Please use this identifier to cite or link to this item: https://gnanaganga.inflibnet.ac.in:8443/jspui/handle/123456789/10608
Title: A Study on the Role of Manufacturing Companies in Promoting Corporate Social & Environmental Responsibility (CSER) with Special Reference to Kerala
Authors: Manoj A. S
Issue Date: 2013
Publisher: GITAM Journal of Management
Abstract: Traditionally, environmental protection has been considered to be “in the public interest” and external to private life. Governments have assumed principal responsibility for assuring environmental management, and have focused on creating and preserving a safe environment. They have directed the private sector to adopt environmentally sound behavior through regulations, sanctions and occasionally, incentives.
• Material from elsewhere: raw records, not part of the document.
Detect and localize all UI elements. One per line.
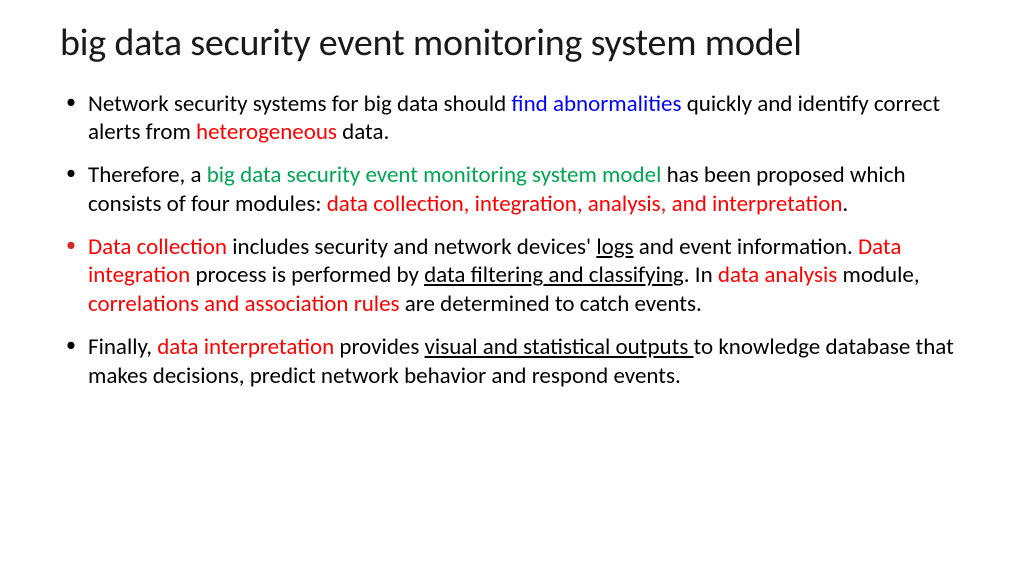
text: . In [684,261,718,289]
list-item: Therefore, a big data security event mon… [88,161,964,219]
text: module, [842,261,919,289]
text-highlight-red: data analysis [718,261,843,289]
bullet-list: Network security systems for big data sh… [60,90,964,391]
text-highlight-red: data interpretation [157,333,339,361]
list-item: Data collection includes security and ne… [88,233,964,319]
text-underline: visual and statistical outputs [425,333,694,361]
text-highlight-red: correlations and association rules [88,290,405,318]
list-item: Network security systems for big data sh… [88,90,964,148]
list-item: Finally, data interpretation provides vi… [88,333,964,391]
text: Finally, [88,333,157,361]
text-highlight-green: big data security event monitoring syste… [207,161,667,189]
text: process is performed by [195,261,424,289]
text: . [842,190,848,218]
text-underline: logs [596,233,633,261]
text-highlight-red: heterogeneous [196,118,342,146]
text: Network security systems for big data sh… [88,90,511,118]
text: and event information. [634,233,858,261]
text-underline: data filtering and classifying [424,261,684,289]
text: are determined to catch events. [405,290,702,318]
slide-title: big data security event monitoring syste… [60,22,964,66]
text-highlight-red: Data collection [88,233,232,261]
text-highlight-red: data collection, integration, analysis, … [327,190,843,218]
text-highlight-blue: find abnormalities [511,90,686,118]
text: data. [342,118,389,146]
text: includes security and network devices' [232,233,596,261]
text: provides [339,333,424,361]
text: Therefore, a [88,161,207,189]
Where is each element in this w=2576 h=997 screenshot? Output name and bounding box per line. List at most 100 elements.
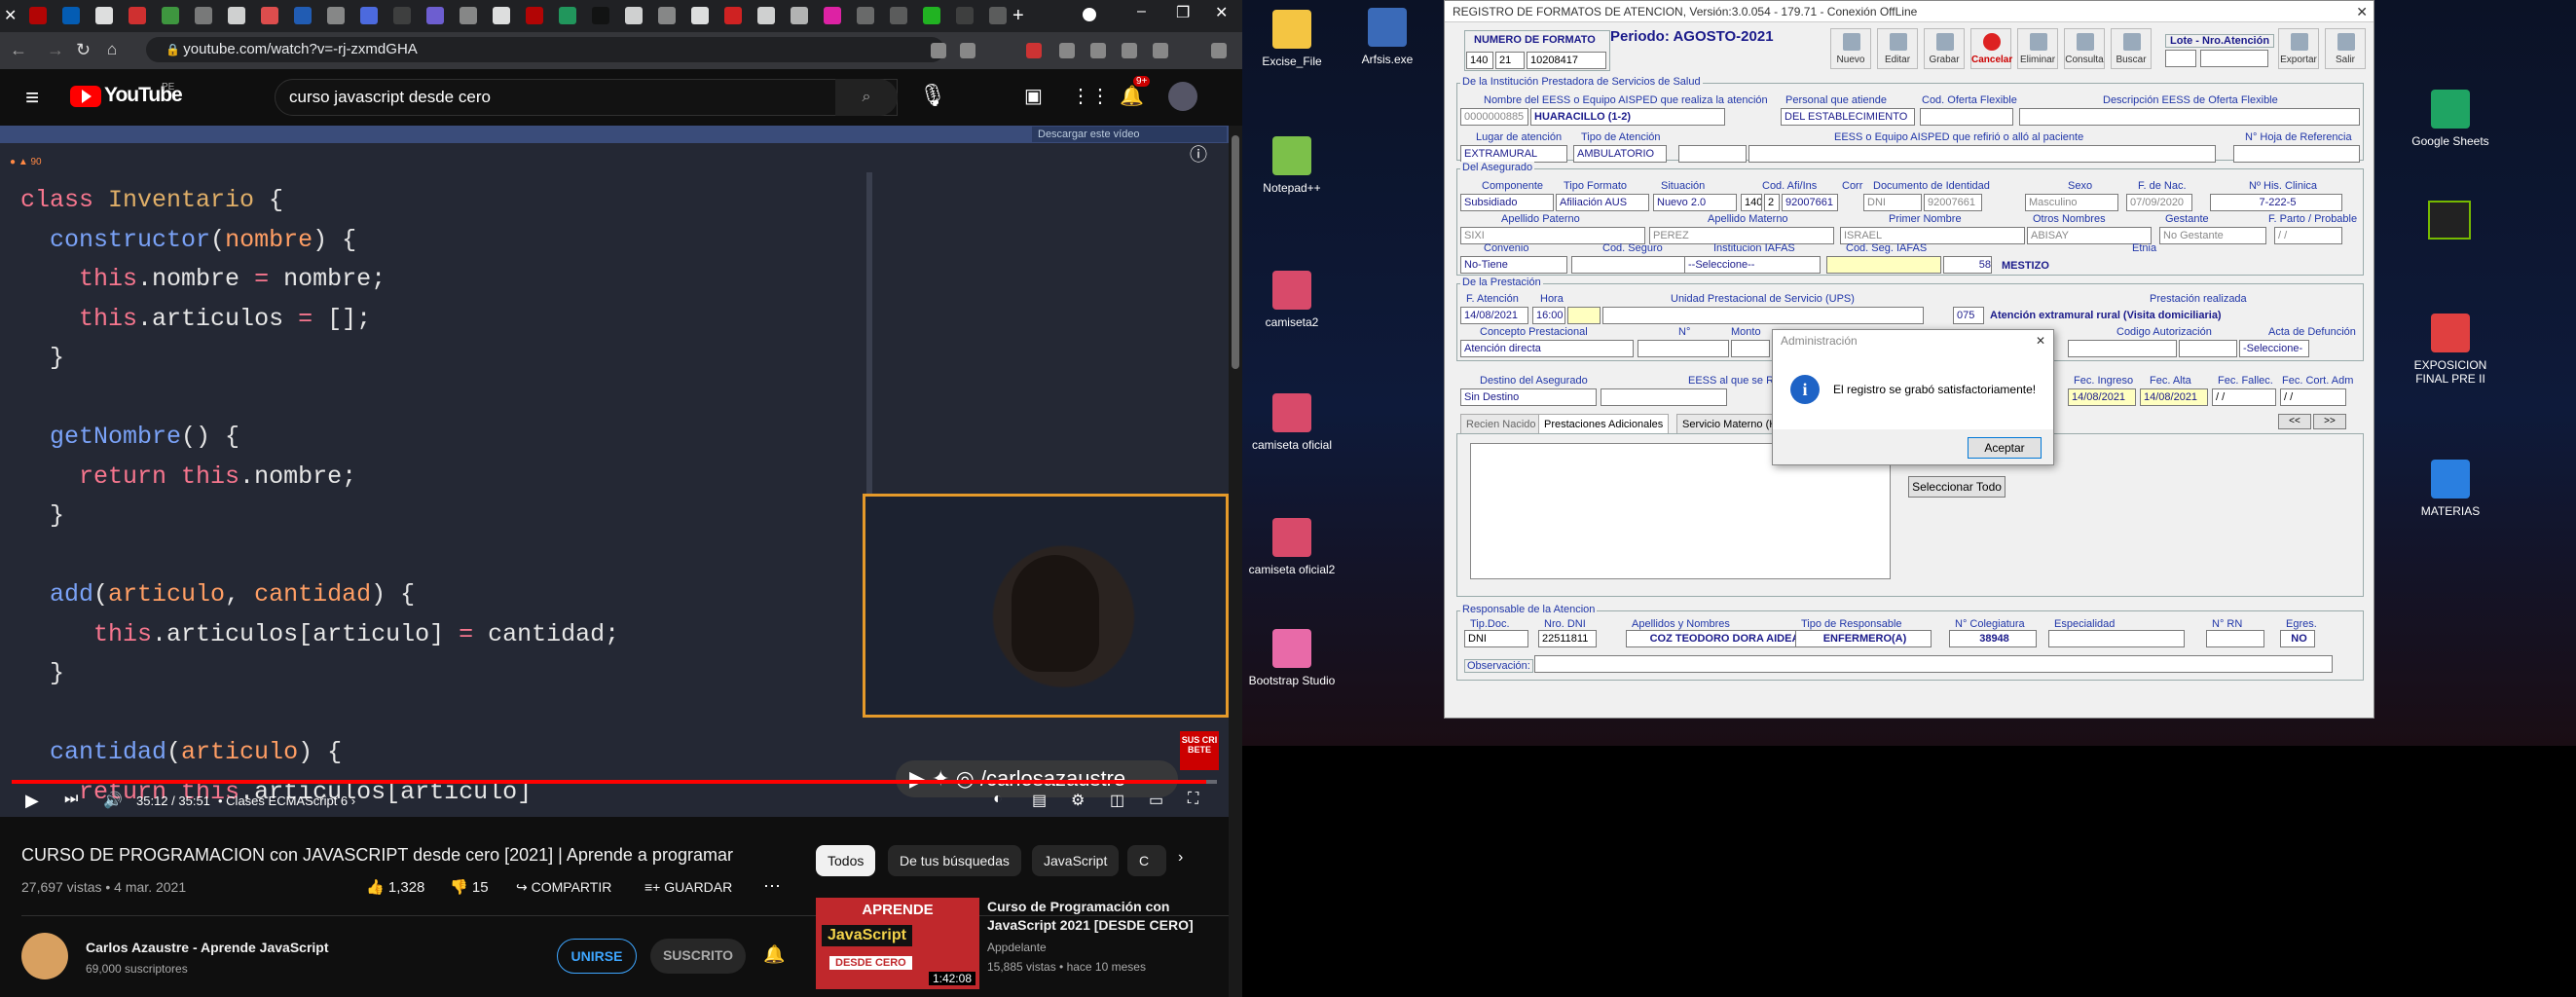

When environmental problems have arisen, the public sector has generally borne the responsibility for mitigation of environmental damage. . In this approach, some have contended that unrestricted private sector behavior has been considered as presenting the “environmental problem”. However, the roles of sectors have been changing, with the private sector becoming an active partner in environmental protection. Many governments and businesses are now realizing that environmental protection and economic growth are not always in conflict. Since the Brundtland Report was published in 1987 as a result of World Commission on Environment work, business and management scholars have been grappling with the question of how and why corporations should incorporate environmental concerns into their own strategies. Today many companies have accepted their responsibility to do no harm to the environment. An earlier emphasis on strict governmental regulations has ceded ground to corporate self-regulation and voluntary initiatives. Economic activities often impact those who are not involved in the activity. For example, a corporation manufacturing automobiles generates pollution and the cost of this pollution is borne by nearby residents. External costs (or benefits) arising from economic activities are referred to as externalities. While firms of any size can create externalities, multinational corporations can use their political influence to avoid bearing responsibility for significant external costs. “Given the close relation between minimizing costs and maximizing profits, it is natural to assume that an organization that seeks profits and has significant political power will feel some motivation to use that power to externalize costs, where possible. This motivation may be held in check by ethical considerations, by regulation, or by a fear of backlash from groups that might harm the organization; for example, consumer groups, or others who could mobilize effective public opinion.”